K is curled up on my sofa, a bollock naked novelist of international renown sweating through the fabric of a couch I won’t be keeping. We stayed up all night talking shit and doing lines. Not my usual speed. I’ve no real nose for blow. Cocaine is a drug for the bored and the boring, but it beats loneliness. I hit my limit around four a.m., switched to coffee to take the edge off, and retired to bed around dawn. I could hear K huffing racks of chisel all morning til he passed out in front of Breakfast TV. Seagate is something of a cocaine mecca, which has to do with smuggling routes that see it ferried over from the continent in dinghies. It also has to do with the fact that everyone in Seagate loves a bit of beak. I leave him to snooze. When I wake next the front door is wide open and K is long gone. In his wake, a copy of The Creativity Drug. I flip it open to where he’s signed it. Fuck off, it says. It seems like a sweet gesture until I remember he made me pay for the coke. A visit from the trauma forward adds up.
28.
In the middle of the night, my brain trying to cleave my skull in two, I clock that my spare left eye is the likely source of the monster headache I’m several weeks into. Something to do with focal lengths and too much TV. I guess sitcom dads were right about that one. With the help of some Bolivian anaesthetic I find down the side of the sofa and the business end of a teaspoon, I pop the eye back out and place it in a glass in the fridge for safe keeping.
29.
There’s a voice at the door. A police officer is standing on the threshold. Do you always leave your door open? She says. I don a pair of sunglasses and check there’s no gear in view.

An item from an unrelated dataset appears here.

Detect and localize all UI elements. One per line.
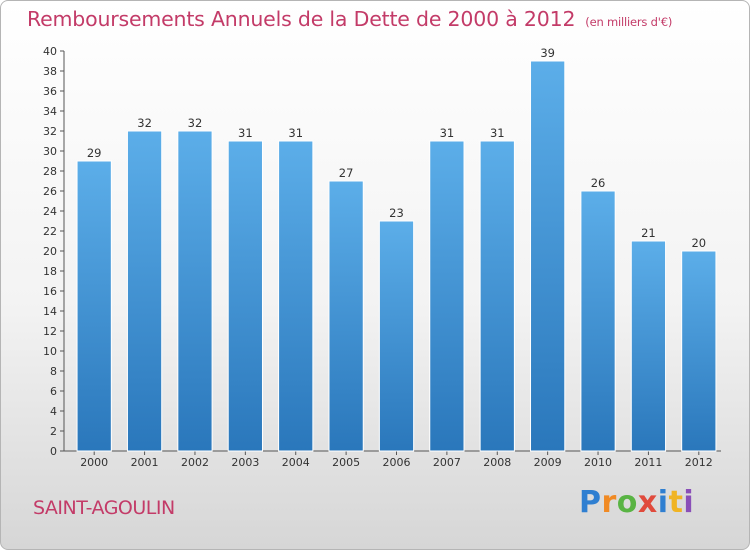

It’s an April thing, I say. She doesn’t look convinced. Behind her, two paramedics are ferrying a trolley down the stairs. There’s a body strapped to it. Sad news, she says. Chap across the way died. Did you know him? I shake my head. She holds out a cardboard box. It’s addressed to me. Found this by his door. Must have taken it in for you. He’d been lying there weeks, by the looks of it. She turns to leave, and I think to ask his name. Huxley, she says. A month here and I didn’t even realise anyone was across the hall. He was quiet. He was dead. In the stairwell, grunts and curses document the poor bastard’s final exit from the building.
30.
I’ve been lying on the kitchen floor for three hours. I have counted stab marks in cabinets and watched droplets glisten on copper piping. For a while I listened to the song of the refrigerator, a low hum that was difficult, but not impossible, to write lyrics to. My eyes settle on the note stuck to the door. Make yourself useful, it says. Since I’m in the habit of following notes left on the fridge, I resolve to do as it says. I get up and crack the front door a few inches. Pop a window or two. April comes from the Latin word aperio, which means to open. Maybe the ghosts, in all their guises, have a point.
You know: Marching powder. Nose candy. Nostril floss. Booger sugar. Pop. Cola. Charlie. Chalk. Charlie Chalk. Charlie Sheen. Betty White. Patsy Cline. The Aspen Diet. Etc.